Thanks! That certainly helps a lot! The patch in question is indeed known to trigger a problem in the writeback code. A fix was merged into kernel 2.6.37, but does not appear to have been sent to the stable kernel. I'll attach the fix patch to this bug report, but you can find it as commit 2df485a774ba59c3f43bfe84107672c1d9b731a0 (nfs: remove extraneous and problematic calls to nfs_clear_request)
Created attachment 48482 [details] nfs: remove extraneous and problematic calls to nfs_clear_request
I am confused. Are you saying that the 2df485a7 patch should fix the lockup? Earlier, I tried 2.6.37, which has the patch, and it locked up.
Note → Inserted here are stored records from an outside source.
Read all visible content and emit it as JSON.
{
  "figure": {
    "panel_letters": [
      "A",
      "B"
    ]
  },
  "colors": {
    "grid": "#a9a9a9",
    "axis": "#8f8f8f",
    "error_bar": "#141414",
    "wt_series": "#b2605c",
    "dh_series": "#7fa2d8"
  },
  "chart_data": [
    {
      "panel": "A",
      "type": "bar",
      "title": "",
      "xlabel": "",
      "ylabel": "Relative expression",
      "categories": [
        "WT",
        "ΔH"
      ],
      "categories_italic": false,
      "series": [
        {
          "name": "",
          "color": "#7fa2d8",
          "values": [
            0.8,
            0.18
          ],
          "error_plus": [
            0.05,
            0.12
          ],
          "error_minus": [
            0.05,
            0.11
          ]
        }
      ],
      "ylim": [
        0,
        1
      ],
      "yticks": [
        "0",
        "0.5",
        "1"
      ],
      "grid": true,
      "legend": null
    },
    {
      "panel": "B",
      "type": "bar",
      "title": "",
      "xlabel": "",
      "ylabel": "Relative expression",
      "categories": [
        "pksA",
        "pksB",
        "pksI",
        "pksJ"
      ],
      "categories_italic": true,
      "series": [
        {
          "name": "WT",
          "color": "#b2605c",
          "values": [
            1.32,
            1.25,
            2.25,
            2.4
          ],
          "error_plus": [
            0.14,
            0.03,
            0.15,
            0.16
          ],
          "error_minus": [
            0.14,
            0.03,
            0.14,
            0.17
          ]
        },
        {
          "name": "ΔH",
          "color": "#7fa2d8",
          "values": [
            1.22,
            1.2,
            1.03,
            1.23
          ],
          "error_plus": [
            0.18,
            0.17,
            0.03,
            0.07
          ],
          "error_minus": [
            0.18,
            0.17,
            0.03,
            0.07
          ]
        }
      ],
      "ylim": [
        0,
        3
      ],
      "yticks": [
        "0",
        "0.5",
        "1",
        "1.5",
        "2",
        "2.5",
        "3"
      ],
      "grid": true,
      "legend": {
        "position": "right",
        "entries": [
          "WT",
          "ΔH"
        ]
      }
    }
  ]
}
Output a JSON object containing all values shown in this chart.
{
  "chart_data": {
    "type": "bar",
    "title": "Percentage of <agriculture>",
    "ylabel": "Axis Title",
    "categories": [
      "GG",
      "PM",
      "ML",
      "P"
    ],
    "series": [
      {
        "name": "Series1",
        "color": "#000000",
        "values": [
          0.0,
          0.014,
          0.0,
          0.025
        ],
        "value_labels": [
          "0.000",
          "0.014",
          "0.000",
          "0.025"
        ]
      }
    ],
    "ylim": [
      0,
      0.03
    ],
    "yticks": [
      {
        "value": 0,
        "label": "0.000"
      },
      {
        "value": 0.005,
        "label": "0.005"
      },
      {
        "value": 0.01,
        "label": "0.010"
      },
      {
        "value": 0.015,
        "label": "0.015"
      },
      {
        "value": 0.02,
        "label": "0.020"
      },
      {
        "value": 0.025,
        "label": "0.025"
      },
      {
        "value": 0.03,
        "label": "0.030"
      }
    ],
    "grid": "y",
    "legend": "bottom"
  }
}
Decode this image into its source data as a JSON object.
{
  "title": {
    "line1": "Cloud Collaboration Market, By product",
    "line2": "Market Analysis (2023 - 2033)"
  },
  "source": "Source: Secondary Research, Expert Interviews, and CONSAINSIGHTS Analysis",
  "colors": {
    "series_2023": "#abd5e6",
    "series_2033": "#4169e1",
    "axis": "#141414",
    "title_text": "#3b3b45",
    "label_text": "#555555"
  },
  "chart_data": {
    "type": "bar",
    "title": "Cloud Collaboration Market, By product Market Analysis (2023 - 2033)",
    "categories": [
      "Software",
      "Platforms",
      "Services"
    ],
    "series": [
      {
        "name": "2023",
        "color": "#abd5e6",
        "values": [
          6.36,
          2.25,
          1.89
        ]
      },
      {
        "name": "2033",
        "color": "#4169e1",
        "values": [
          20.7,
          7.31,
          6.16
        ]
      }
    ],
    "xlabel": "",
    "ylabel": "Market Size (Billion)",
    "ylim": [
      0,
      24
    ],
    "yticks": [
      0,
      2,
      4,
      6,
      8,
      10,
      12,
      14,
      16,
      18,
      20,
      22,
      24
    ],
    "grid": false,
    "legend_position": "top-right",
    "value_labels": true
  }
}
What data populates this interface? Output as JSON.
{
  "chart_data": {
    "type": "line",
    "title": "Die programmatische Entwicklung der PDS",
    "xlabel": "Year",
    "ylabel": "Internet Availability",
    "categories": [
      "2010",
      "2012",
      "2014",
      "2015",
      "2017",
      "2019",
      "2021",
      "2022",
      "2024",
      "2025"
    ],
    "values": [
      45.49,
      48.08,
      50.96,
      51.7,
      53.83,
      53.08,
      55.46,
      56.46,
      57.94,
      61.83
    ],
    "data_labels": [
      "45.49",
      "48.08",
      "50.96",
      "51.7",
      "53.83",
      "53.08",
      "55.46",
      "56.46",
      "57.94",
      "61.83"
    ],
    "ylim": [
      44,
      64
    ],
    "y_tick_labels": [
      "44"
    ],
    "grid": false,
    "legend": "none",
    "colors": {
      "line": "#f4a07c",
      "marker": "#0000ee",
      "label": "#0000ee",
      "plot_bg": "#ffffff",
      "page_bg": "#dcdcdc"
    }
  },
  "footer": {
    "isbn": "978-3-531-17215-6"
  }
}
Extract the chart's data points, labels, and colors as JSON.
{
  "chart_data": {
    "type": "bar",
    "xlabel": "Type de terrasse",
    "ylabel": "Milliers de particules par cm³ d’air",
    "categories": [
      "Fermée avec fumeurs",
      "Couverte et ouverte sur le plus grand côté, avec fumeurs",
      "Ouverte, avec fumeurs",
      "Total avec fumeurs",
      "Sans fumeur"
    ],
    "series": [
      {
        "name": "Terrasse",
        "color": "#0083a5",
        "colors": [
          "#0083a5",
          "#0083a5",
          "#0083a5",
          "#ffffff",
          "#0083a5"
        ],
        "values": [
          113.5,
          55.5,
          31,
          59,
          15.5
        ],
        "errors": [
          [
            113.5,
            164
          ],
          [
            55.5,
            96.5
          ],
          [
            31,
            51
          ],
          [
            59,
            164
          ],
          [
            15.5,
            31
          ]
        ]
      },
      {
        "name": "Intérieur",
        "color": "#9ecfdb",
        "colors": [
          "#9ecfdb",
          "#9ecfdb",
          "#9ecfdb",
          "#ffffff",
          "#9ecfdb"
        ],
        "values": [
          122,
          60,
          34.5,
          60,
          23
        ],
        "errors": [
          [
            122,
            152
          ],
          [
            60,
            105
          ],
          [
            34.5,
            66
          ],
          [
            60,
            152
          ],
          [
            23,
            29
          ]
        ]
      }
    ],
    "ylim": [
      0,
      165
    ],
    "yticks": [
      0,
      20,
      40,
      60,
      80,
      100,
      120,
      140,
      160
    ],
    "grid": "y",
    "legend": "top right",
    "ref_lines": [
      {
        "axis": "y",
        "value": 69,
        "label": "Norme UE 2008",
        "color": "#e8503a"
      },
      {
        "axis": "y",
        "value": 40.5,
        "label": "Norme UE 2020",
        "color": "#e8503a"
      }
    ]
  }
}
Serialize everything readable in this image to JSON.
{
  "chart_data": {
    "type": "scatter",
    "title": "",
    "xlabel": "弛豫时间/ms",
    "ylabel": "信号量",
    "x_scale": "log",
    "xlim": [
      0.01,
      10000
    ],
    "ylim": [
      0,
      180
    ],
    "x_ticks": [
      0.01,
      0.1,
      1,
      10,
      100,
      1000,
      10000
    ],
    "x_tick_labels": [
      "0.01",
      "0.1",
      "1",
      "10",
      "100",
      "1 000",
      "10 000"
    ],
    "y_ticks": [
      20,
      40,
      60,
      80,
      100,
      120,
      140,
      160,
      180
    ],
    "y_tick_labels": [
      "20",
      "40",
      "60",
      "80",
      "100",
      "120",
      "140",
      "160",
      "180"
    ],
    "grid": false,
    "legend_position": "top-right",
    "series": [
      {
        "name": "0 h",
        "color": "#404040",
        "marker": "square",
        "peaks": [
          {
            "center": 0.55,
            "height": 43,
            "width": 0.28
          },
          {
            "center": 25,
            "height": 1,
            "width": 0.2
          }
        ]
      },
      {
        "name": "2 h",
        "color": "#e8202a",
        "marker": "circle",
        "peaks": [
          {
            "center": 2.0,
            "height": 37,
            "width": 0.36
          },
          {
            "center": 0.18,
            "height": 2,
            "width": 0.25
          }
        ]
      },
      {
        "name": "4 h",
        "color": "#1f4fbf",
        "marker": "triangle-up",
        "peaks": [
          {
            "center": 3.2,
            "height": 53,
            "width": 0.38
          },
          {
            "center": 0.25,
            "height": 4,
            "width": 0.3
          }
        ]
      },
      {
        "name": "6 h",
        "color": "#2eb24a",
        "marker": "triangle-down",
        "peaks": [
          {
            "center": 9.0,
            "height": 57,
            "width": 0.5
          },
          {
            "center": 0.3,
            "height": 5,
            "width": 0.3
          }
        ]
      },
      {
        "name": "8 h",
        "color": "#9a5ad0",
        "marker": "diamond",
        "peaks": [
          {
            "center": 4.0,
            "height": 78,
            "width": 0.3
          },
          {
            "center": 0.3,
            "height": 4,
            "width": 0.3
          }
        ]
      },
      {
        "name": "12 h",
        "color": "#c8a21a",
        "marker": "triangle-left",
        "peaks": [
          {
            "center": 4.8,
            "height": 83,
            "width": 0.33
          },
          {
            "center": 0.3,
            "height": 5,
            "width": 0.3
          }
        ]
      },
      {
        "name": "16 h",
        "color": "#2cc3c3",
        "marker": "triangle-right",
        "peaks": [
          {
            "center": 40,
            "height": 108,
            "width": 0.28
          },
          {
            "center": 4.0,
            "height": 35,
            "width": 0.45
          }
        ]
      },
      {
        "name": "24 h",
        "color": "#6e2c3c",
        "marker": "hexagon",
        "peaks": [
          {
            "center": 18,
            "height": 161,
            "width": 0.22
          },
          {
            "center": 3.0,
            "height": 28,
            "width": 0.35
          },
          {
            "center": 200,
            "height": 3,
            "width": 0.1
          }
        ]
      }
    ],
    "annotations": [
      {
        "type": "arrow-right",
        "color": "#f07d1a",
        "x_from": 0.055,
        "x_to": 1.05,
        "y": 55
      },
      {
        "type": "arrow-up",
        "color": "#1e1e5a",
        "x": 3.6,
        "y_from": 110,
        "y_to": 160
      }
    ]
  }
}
Created attachment 51572 [details] NFS: Fix a hang/infinite loop in nfs_wb_page() When one of the two waits in nfs_commit_inode() is interrupted, it returns a non-negative value, which causes nfs_wb_page() to think that the operation was successful causing it to busy-loop rather than exiting. It also causes nfs_file_fsync() to incorrectly report the file as being successfully committed to disk. This patch fixes both problems by ensuring that we return an error if the attempts to wait fail.
In my setup, v2.6.37 with the patches has worked for 15 hours. Without the second patch it fails withing an hour. Thanks.
Closing. The patch has been submitted to mainline and stable@kernel.org. Please reopen this report if the bug reoccurs in a future kernel...